Wreaths Across America calls for national flag waving Sept. 11

Wreaths Across America, the nonprofit best known for placing veterans' wreaths on Arlington National Cemetery headstones, is asking every American to stand outside and wave a flag for one minute during four separate timestamps Friday, the 19th anniversary of the Sept. 11 terror attacks.

The organization is asking for the one-minute flag wavings to happen at 8:46 a.m., when hijackers crashed American Airlines Flight 11 into the World Trade Center’s North Tower; 9:03 a.m., when hijackers flew United Airlines Flight 173 into the World Trade Center’s South Tower; 9:37 a.m., when another five hijackers flew American Airlines Flight 77 into the Pentagon; and 10:03 a.m., when four hijackers crashed United Airlines Flight 93 into a field near Shanksville, Pennsylvania, after passengers began fighting back.
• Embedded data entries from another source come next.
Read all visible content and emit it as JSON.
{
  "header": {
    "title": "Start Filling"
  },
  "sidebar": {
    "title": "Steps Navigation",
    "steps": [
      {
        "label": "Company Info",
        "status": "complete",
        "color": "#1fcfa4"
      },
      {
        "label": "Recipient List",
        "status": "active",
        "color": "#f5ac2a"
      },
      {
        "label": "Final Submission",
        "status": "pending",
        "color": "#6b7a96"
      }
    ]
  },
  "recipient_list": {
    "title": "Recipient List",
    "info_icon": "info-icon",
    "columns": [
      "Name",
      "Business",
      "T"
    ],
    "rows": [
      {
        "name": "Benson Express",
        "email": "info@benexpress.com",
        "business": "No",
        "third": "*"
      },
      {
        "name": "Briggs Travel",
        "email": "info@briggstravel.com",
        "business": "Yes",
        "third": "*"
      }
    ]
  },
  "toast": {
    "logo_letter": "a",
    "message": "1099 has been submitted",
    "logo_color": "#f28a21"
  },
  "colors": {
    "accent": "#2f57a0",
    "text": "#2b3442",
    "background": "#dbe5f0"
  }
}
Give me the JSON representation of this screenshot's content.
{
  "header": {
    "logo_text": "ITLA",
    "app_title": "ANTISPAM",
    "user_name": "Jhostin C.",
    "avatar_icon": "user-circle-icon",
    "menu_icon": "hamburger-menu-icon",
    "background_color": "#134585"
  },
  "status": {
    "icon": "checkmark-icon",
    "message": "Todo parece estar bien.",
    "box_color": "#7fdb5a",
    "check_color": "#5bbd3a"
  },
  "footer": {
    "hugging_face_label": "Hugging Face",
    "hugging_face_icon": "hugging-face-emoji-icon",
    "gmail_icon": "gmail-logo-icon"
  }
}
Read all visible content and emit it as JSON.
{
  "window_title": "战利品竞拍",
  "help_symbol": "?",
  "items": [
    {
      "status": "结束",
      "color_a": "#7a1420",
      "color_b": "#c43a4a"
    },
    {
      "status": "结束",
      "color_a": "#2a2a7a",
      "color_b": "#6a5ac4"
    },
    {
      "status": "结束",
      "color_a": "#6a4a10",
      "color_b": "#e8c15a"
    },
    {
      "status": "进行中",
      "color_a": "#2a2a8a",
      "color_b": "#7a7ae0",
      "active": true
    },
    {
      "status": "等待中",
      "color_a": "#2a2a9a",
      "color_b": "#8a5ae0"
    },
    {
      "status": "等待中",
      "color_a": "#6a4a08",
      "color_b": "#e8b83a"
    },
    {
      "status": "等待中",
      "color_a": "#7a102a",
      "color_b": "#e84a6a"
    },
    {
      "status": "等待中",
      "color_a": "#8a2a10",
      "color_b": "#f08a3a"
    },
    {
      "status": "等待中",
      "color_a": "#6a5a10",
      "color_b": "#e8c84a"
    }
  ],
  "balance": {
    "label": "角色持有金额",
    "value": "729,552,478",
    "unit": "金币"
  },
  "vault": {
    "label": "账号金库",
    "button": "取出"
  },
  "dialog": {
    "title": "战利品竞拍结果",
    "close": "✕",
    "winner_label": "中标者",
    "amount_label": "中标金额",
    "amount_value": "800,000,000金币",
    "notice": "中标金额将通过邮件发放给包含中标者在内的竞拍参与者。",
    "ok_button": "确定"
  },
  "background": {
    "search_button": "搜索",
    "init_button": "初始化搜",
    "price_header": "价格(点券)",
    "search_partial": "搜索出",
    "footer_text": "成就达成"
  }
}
After the events of 9/11, Elaine Greene, Joann Miller and Carmen Foote were moved to find an old American flag they had stored at home and stand on a hill in Freeport, Maine, waving that flag to honor victims. These women became nationally known as “The Freeport Flag Ladies” and hoisted the Stars and Stripes every Tuesday morning for the following 18 years.

After they retired on Sept. 11, 2019, the following Tuesday, Sept. 17, 2019, Wreaths Across America took the helm and continued the weekly flag-waving tradition along U.S. 1 in Jonesboro, Maine, on land donated by the organization’s founder, Morrill Worcester, leading to the new Acadia National Cemetery.